In fact, actually asking people for their permission can destroy any natural expression on their faces. Obviously if you’re dealing in a semi-taboo subject (as demonstrated recently in Eric Kim’s shoe article), then it’s definitely worth treading lightly. However, at any other time we’d say shoot without even getting close (unless that’s your aim).
It’s about capturing the fleeting moment in the urban space.
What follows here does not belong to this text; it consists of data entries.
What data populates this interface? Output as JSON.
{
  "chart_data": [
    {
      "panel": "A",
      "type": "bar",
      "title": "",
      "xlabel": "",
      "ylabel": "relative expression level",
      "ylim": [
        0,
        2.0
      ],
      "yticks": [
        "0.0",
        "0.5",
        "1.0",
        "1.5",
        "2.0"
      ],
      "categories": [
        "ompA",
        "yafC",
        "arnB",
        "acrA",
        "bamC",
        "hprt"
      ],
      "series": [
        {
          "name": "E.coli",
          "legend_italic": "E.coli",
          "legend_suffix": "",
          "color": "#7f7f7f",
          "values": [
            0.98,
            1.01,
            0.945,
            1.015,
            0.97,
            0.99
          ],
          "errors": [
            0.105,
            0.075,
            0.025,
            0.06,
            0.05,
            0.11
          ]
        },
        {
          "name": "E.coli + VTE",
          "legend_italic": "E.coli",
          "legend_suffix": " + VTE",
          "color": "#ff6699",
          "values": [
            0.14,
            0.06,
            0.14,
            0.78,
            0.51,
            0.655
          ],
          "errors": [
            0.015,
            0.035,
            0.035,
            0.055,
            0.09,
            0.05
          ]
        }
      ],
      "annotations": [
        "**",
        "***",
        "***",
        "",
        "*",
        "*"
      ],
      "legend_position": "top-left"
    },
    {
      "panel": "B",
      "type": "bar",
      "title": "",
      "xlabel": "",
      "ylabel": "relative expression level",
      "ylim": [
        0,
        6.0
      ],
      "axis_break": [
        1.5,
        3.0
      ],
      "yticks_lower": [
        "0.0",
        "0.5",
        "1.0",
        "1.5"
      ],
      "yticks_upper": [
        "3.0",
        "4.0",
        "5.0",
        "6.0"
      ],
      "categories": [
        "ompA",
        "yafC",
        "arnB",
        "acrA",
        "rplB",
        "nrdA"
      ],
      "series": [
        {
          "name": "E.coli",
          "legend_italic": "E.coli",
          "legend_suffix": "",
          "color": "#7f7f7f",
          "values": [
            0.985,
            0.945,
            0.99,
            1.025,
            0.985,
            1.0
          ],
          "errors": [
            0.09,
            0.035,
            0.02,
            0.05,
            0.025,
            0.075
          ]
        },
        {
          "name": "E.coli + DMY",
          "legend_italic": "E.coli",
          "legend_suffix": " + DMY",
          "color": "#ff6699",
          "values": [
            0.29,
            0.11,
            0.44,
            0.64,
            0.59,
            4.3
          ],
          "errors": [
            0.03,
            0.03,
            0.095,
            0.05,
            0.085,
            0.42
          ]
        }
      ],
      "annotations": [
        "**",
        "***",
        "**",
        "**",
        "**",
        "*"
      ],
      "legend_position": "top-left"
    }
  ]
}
Stopping to check whether it’s OK breaks the split-second wonder that street photography continues to offer.
Be sure to check the law within your country; the UK for example, allows photography as long as it’s in a public space, whether or not the subject agrees.
Like A Ninja?
The other point we’d like to focus on is Gauthier’s suggestion of blending in. In our recent article, tips to shoot street in London, we suggested the same thing. However recently it’s become obvious to us, and the wider community echoes this, that you want to make eye contact. Whether or not you’re shooting close or with a telephoto (both have their merits, regardless of what others say), having someone looking at the camera can make a good shot into a fantastic shot.
Getting their attention can be well worth the pursuit. There’s nothing worse than thinking to yourself “look at the camera” only for them to walk away.
Now it’s your turn. We’d love to hear your thoughts on our piece, and the original article. Please leave a comment below or join the discussion on Twitter.
For the record we tend to shoot with a telephoto as it helps achieve the effect we want with our street photography.